Dr. Christian J. Lambertsen, known mostly for inventing the parts necessary to scuba dive, died yesterday at 93 years old. His revolutionary device made it possible for people to breathe while underwater. It was even used by the military in World War II. Called the “Self Contained Underwater Breathing Apparatus”, the name was eventually shortened to the acronym SCUBA, reports DenverPost.com.

His 1939 invention, the Lambert sen Amphibious Respirator Unit, or LARU, is considered a forerunner of the scuba technology used today.

Before World War II, military divers wore clunky metal helmets that pumped breathable air through hoses tethered to boats on the water’s surface.

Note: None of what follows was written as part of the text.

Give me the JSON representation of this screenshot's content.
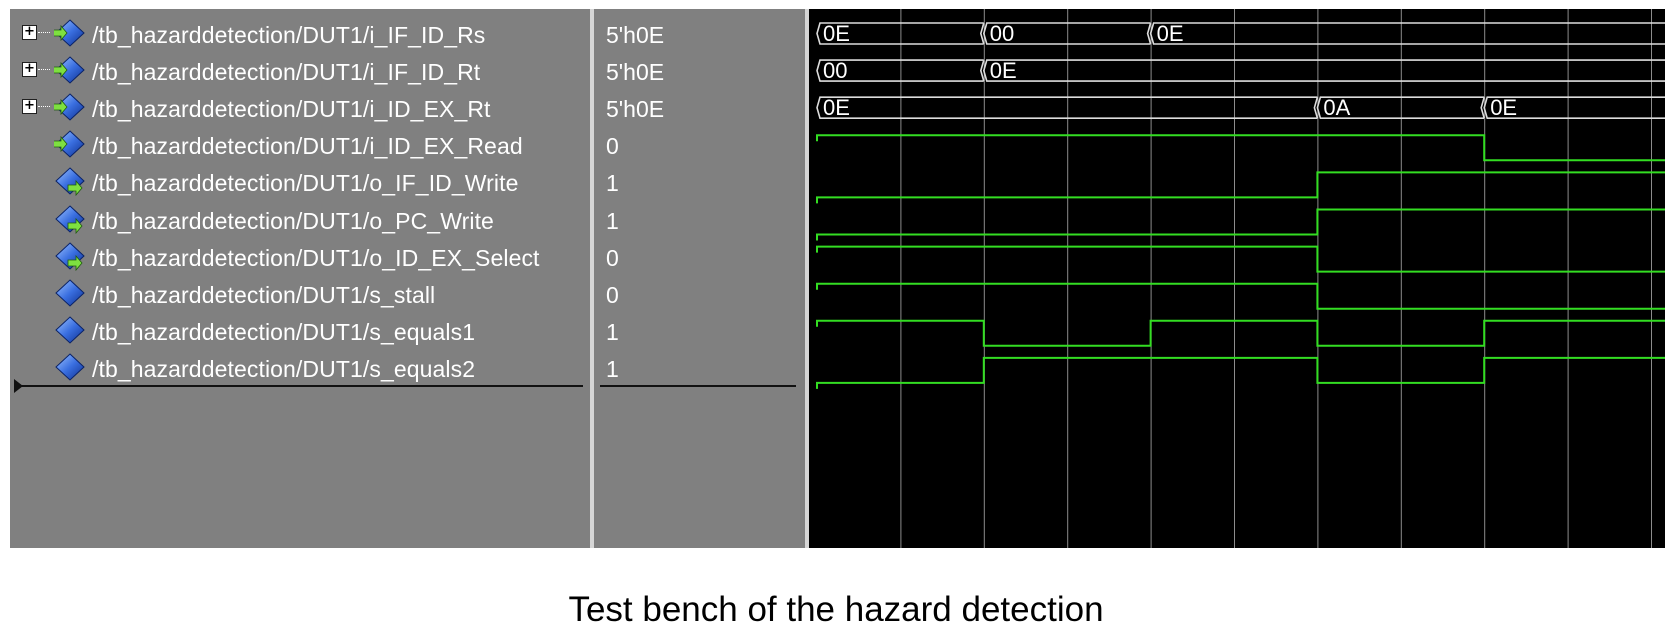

Lambertsen’s LARU let divers swim freely and stealthily. It used pure oxygen and was a closed system. Equipped with a carbon dioxide filter, it enabled the diver to re-breathe the air he exhaled while underwater, which made the system bubbleless.

After the Navy rejected his device at first, Lambertsen demonstrated the LARU in the swimming pool of the Shoreham Hotel in Washington in 1942 to the Office of Strategic Services, the World War II predecessor of the CIA.

Not only was the OSS impressed with the invention, the nascent spy agency saw great potential in the young medical student, who was an experienced diver.

Lambertsen joined the Army Medical Corps and, later, the OSS.